TikTok's China-based parent company ByteDance is one of the firms that received investment from U.S. venture capital firms. 

The report found that GGV, Qualcomm Ventures, Sequoia Capital China and Walden International made investments worth over $130 million into Chinese AI firms that have been blacklisted by the U.S. for supporting the CCP’s genocide and human rights abuses. Those VC firms plus GSR invested about $154 million in AI companies supporting the People’s Liberation Army or its contractors.

Sequoia Capital and Sequoia Capital China invested about $1.4 billion in ByteDance, with GGV investing $600,000. ByteDance is the parent company of social media app TikTok, which the U.S. government is considering banning due to national security concerns.
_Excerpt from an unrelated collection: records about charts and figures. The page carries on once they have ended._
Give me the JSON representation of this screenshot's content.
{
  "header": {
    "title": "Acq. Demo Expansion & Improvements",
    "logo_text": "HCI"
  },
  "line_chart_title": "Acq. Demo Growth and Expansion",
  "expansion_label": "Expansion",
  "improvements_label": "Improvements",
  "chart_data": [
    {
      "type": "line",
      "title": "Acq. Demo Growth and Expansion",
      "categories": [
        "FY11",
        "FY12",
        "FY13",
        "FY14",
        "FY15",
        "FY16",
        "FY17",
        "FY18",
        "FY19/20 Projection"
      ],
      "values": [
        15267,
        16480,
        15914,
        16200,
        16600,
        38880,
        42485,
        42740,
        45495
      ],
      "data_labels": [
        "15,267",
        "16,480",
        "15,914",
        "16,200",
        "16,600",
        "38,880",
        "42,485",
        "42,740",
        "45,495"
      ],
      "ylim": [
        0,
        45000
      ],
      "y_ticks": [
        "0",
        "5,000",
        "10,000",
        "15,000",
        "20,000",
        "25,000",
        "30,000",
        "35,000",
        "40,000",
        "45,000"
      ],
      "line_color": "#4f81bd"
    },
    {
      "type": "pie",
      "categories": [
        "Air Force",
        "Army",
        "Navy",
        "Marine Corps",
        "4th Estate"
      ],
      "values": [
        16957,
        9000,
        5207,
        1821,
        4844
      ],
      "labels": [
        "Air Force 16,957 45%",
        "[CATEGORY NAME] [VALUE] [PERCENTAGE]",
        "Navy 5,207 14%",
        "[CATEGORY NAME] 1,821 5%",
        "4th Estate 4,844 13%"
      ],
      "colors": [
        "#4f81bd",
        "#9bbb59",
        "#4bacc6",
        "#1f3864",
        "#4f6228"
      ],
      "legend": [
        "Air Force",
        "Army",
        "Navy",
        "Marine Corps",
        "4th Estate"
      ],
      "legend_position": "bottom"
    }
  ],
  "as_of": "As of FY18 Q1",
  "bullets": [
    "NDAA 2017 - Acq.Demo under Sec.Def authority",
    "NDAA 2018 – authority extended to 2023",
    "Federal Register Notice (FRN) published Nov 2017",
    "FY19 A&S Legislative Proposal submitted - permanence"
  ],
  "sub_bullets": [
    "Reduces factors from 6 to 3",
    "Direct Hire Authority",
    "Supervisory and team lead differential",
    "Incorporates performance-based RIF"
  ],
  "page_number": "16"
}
The company is negotiating with the Committee on Foreign Investment in the U.S. about a potential divestment or restructuring that would allow the app to continue to operate in the U.S. The company has worked with several companies implicated in the Uyghur genocide and the PLA’s AI initiatives in defense, as well as spreading propaganda about the Xinjiang region, the report said.


The People's Liberation Army and its contractors have used AI to advance China's military modernization.

Chairman Mike Gallagher, R-Wisc., and Ranking Member Raja Krishnamoorthi, D-Ill., recommended that the U.S. should immediately move to restrict outbound investment in entities that have been sanctioned or red-flagged by the U.S. government for ties to the People’s Liberation Army or to forced labor and genocide.

They also called for the U.S. to implement more sector-based outbound investment restrictions in areas related to China’s critical and emerging technologies, military capabilities, and human rights abuses that build on those established through recent executive actions targeting Chinese AI, semiconductor and quantum computing firms.